EPSRC Reference: EP/P005896/2
Title: New Engineering Concepts from Phase Transitions: A Leidenfrost Engine
Principal Investigator: McHale, Professor G
Other Investigators:
Ledesma Aguilar, Dr RA Wells, Dr GG
Researcher Co-Investigators:
Project Partners:
Department: Sch of Engineering
Organisation: University of Edinburgh
Scheme: Standard Research
Starts: 27 July 2020 Ends: 31 March 2021 Value (£): 3,682
EPSRC Research Topic Classifications:
Aerodynamics Heat & Mass Transfer
Materials Processing
EPSRC Industrial Sector Classifications:
Related Grants:
Panel History:  
Summary on Grant Application Form
The Leidenfrost effect was first named after Johann Gotlob Leidenfrost (1715-1794), who carefully described in his Treatise on the Properties of Common Water, published in 1756, how he used polished iron spoons "heated over glowing coals" and noticed that a drop of water falling into the glowing spoon "does not adhere to the spoon, as water is accustomed to do, when touching colder iron." (Quéré, Annu. Rev. Fluid Mech. 45, 2013). It is familiar to Physicists working with liquid nitrogen whose droplets can roll freely across a floor and to Engineers working on poor heat transfer from hot solids into liquids. The Leidenfrost effect is the instantaneous conversion of a layer of water to vapour upon contact with a solid surface that is substantially hotter than the liquid's boiling point. The vapour layer removes the liquid-solid contact usually observed for a droplet resting on a solid surface and imparts both a thermally insulating barrier and a virtually frictionless motion.

After centuries of curiosity and low intensity study, the Leidenfrost effect has burst into life becoming a rapidly growing field of research, initially, as a model of a perfectly (super) hydrophobic surface. Interest has grown as it has been realized that such surfaces may offer significant drag reduction, that surfaces may be micro-structured to create linear motion and that it is possible to modify surface materials/texture to reduce the transition temperatures.
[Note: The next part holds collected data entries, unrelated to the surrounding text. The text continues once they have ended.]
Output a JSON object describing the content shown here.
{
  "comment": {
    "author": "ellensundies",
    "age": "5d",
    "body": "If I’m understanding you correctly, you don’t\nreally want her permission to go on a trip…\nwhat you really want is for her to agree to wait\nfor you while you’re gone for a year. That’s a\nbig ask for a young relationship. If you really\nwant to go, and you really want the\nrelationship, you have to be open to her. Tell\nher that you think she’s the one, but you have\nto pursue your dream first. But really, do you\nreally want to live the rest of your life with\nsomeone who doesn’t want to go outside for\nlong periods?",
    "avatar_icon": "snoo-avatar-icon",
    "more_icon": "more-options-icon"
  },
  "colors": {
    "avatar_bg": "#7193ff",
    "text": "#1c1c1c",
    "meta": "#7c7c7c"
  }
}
In addition, the scope of the Leidenfrost effect has been widened to include vapour layers created by sublimation so that solid-vapour phase transitions, as well as liquid-vapour phase transitions can be understood using similar ideas. Largely, this recent focus has remained on scientific understanding rather than engineering applications.

In 2015 we published a proof-of-concept in Nature Communications (vol. 6, 2015) - a Leidenfrost Engine - which was both a mechanical engine achieving rotation and the first ever demonstration of a sublimation-based heat engine. This was based on the idea of hot turbine-like substrates allowing vapour to be created and directed, such that rotational motion of discs of dry ice, droplets of water and solid discs-coupled by surface tension to rotating droplets of water was achieved. Once rotation had been achieved, we demonstrated that a small voltage could be generated.

This proposal explores the new concept of a Leidenfrost Engine based on substrates with turbine shaped surface patterns, and will use two types of phase changes: i) thin film boiling (liquid-vapour phase transition), and ii) carbon dioxide sublimation (solid-vapour phase transition). We aim to investigate i) a range of surface texture designs to create effective Leidenfrost turbine surfaces, ii) the use of liquids and solids as "fuels" and "working substances" and iii) designs for batch and continuous mode operation. We aim to investigate both small-scale designs, for use where there is high surface area to volume ratio and friction is a dominant concern, and at larger scales, where gravity is a concern and thus levitation by the vapour is energetically costly. We will therefore integrate controlled-levitation configuration (CLC) designs at small scales and fixed-bearing configuration (FBC) designs at larger scales into engine prototypes. By doing so, we expect this project to establish clear design principles for heat engines based on thin-film boiling and sublimation, thereby translating recent scientific advances into engineering possibilities.